3.4 Manual Upload (manual_upload source)¶
Any adapter that declares source: manual_upload accepts data via POST /ingest/{adapter_name}. This is the primary path for spreadsheet-based onboarding of legacy datasets and for systems where push (not pull) is more natural.
# Upload a CSV directly
curl -X POST http://cappella:8002/ingest/starlims_samples \
-H "Content-Type: text/csv" \
--data-binary @samples_export.csv
# Upload JSON
curl -X POST http://cappella:8002/ingest/halo_scores \
-H "Content-Type: application/json" \
-d @halo_export.json
The CLI equivalent:
cappella ingest starlims_samples --file samples_export.csv
cappella ingest halo_scores --file halo_export.json
3.5 Custom Adapter Plugins¶
When the generic adapters are insufficient — complex authentication flows, paginated APIs, SFTP sources, relational database queries, proprietary protocols — labs write custom adapter packages.
A custom adapter implements ExternalSourceAdapter directly, handling both transport and transformation in code. Field and vocabulary maps may be externalized to the adapter's own config section if the author chooses, but this is the adapter author's decision, not enforced by Cappella core.
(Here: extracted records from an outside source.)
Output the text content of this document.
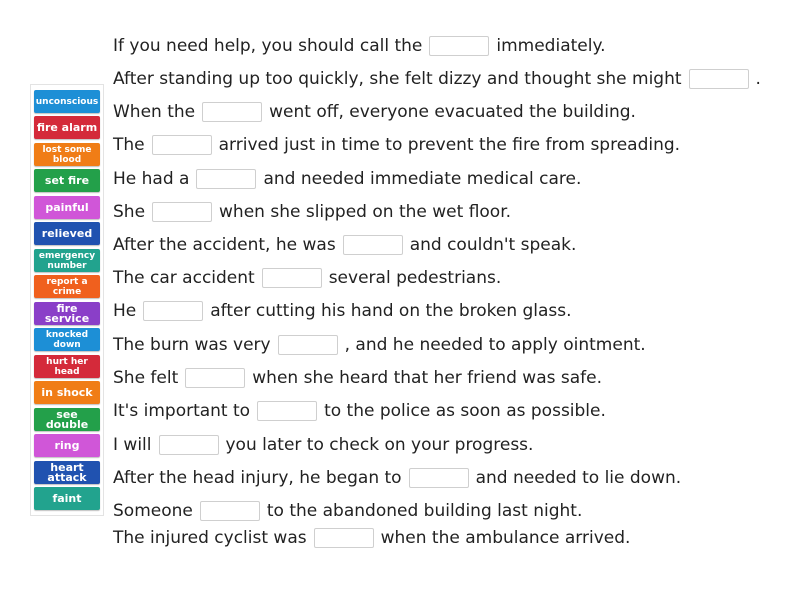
unconscious
fire alarm
lost some blood
set fire
painful
relieved
emergency number
report a crime
fire service
knocked down
hurt her head
in shock
see double
ring
heart attack
faint
If you need help, you should call the	immediately.
After standing up too quickly, she felt dizzy and thought she might	.
When the	went off, everyone evacuated the building.
The	arrived just in time to prevent the fire from spreading.
He had a	and needed immediate medical care.
She	when she slipped on the wet floor.
After the accident, he was	and couldn't speak.
The car accident	several pedestrians.
He	after cutting his hand on the broken glass.
The burn was very	, and he needed to apply ointment.
She felt	when she heard that her friend was safe.
It's important to	to the police as soon as possible.
I will	you later to check on your progress.
After the head injury, he began to	and needed to lie down.
Someone	to the abandoned building last night.
The injured cyclist was	when the ambulance arrived.
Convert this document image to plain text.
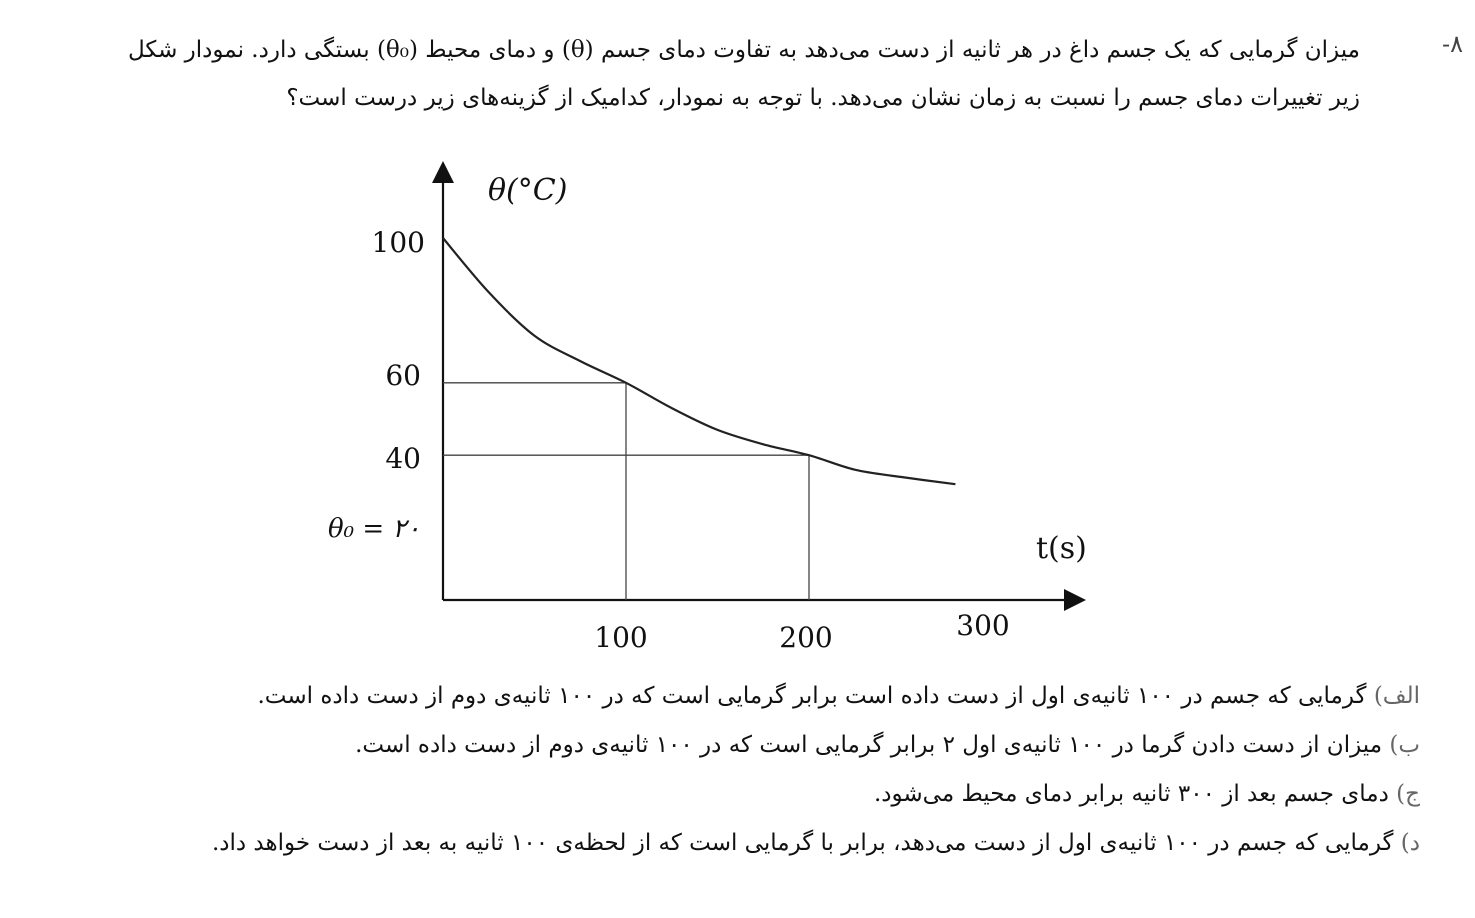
-۸
میزان گرمایی که یک جسم داغ در هر ثانیه از دست می‌دهد به تفاوت دمای جسم (θ) و دمای محیط (θ₀) بستگی دارد. نمودار شکل
زیر تغییرات دمای جسم را نسبت به زمان نشان می‌دهد. با توجه به نمودار، کدامیک از گزینه‌های زیر درست است؟
θ(°C)
t(s)
100
60
40
θ₀ = ۲۰
100	200	300
الف) گرمایی که جسم در ۱۰۰ ثانیه‌ی اول از دست داده است برابر گرمایی است که در ۱۰۰ ثانیه‌ی دوم از دست داده است.
ب) میزان از دست دادن گرما در ۱۰۰ ثانیه‌ی اول ۲ برابر گرمایی است که در ۱۰۰ ثانیه‌ی دوم از دست داده است.
ج) دمای جسم بعد از ۳۰۰ ثانیه برابر دمای محیط می‌شود.
د) گرمایی که جسم در ۱۰۰ ثانیه‌ی اول از دست می‌دهد، برابر با گرمایی است که از لحظه‌ی ۱۰۰ ثانیه به بعد از دست خواهد داد.
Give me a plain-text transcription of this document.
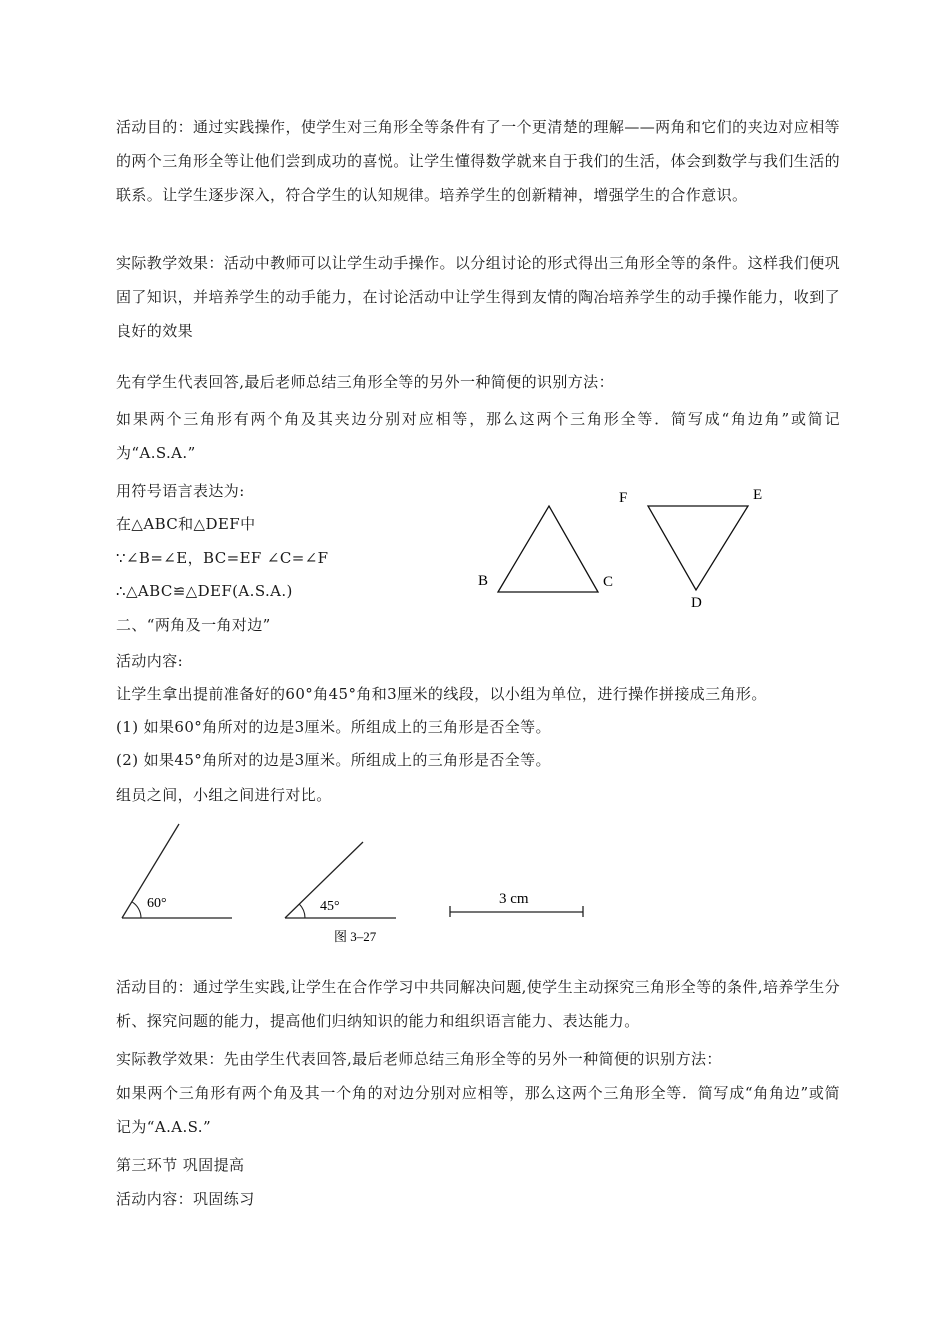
活动目的：通过实践操作，使学生对三角形全等条件有了一个更清楚的理解——两角和它们的夹边对应相等的两个三角形全等让他们尝到成功的喜悦。让学生懂得数学就来自于我们的生活，体会到数学与我们生活的联系。让学生逐步深入，符合学生的认知规律。培养学生的创新精神，增强学生的合作意识。
实际教学效果：活动中教师可以让学生动手操作。以分组讨论的形式得出三角形全等的条件。这样我们便巩固了知识，并培养学生的动手能力，在讨论活动中让学生得到友情的陶冶培养学生的动手操作能力，收到了良好的效果
先有学生代表回答,最后老师总结三角形全等的另外一种简便的识别方法：
如果两个三角形有两个角及其夹边分别对应相等，那么这两个三角形全等．简写成“角边角”或简记为“A.S.A.”
用符号语言表达为:
在△ABC和△DEF中
∵∠B=∠E，BC=EF ∠C=∠F
∴△ABC≌△DEF(A.S.A.)
B	C
F	E
D
二、“两角及一角对边”
活动内容:
让学生拿出提前准备好的60°角45°角和3厘米的线段，以小组为单位，进行操作拼接成三角形。
(1) 如果60°角所对的边是3厘米。所组成上的三角形是否全等。
(2) 如果45°角所对的边是3厘米。所组成上的三角形是否全等。
组员之间，小组之间进行对比。
60°	45°	3 cm
图 3–27
活动目的：通过学生实践,让学生在合作学习中共同解决问题,使学生主动探究三角形全等的条件,培养学生分析、探究问题的能力，提高他们归纳知识的能力和组织语言能力、表达能力。
实际教学效果：先由学生代表回答,最后老师总结三角形全等的另外一种简便的识别方法：
如果两个三角形有两个角及其一个角的对边分别对应相等，那么这两个三角形全等．简写成“角角边”或简记为“A.A.S.”
第三环节 巩固提高
活动内容：巩固练习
# cappella_adapter_starlims/adapter.py
class STARLIMSAdapter(ExternalSourceAdapter):
name = "starlims_api"
entity_types = ["Donor", "Sample"]
supports_incremental = True
def __init__(self, config: dict) -> None:
self._client = STARLIMSClient(
base_url=config["base_url"],
token=config["auth_token"],
)
def fetch(self, since=None) -> Iterator[RawRecord]:
for page in self._client.get_samples(modified_since=since):
for record in page["records"]:
yield RawRecord(
source_system="starlims",
external_id=record["SUBJECT_ID"],
data=record,
fetched_at=datetime.utcnow(),
)
def transform(self, record: RawRecord) -> TransformedRecord:
# All mapping logic lives here in code
...
Registered via entry point:
[project.entry-points."cappella.adapters"]
starlims_api = "cappella_adapter_starlims:STARLIMSAdapter"
3.6 Adapter Error Handling¶
| Error type | Handling |
|---|---|
| Fetch failure (network, auth) | Abort run, log adapter_run_failed event, do not retry automatically |
AdapterTransformError |
Skip this record, log error, continue with remaining records |
validate() returns errors |
Block upsert for this record, record HarmonizationConflict event, continue |
| HippoClient write error | Abort run, log error with record context |
Partial success is always preferred. A run that transforms 95/100 records is reported as partial_success, not failure.
3.7 Adapter Run Audit¶
Each run produces a structured adapter_run_completed log event:
{
"event": "adapter_run_completed",
"run_id": "uuid-run-123",
"adapter": "starlims_samples",
"mode": "incremental",
"fetched": 150,
"transformed": 149,
"upserted": 23,
"skipped_identical": 126,
"failed_transform": 1,
"conflicts_detected": 2,
"status": "partial_success",
"duration_seconds": 46.2
}
In v0.2 this becomes an AdapterRun Hippo entity for long-term queryability.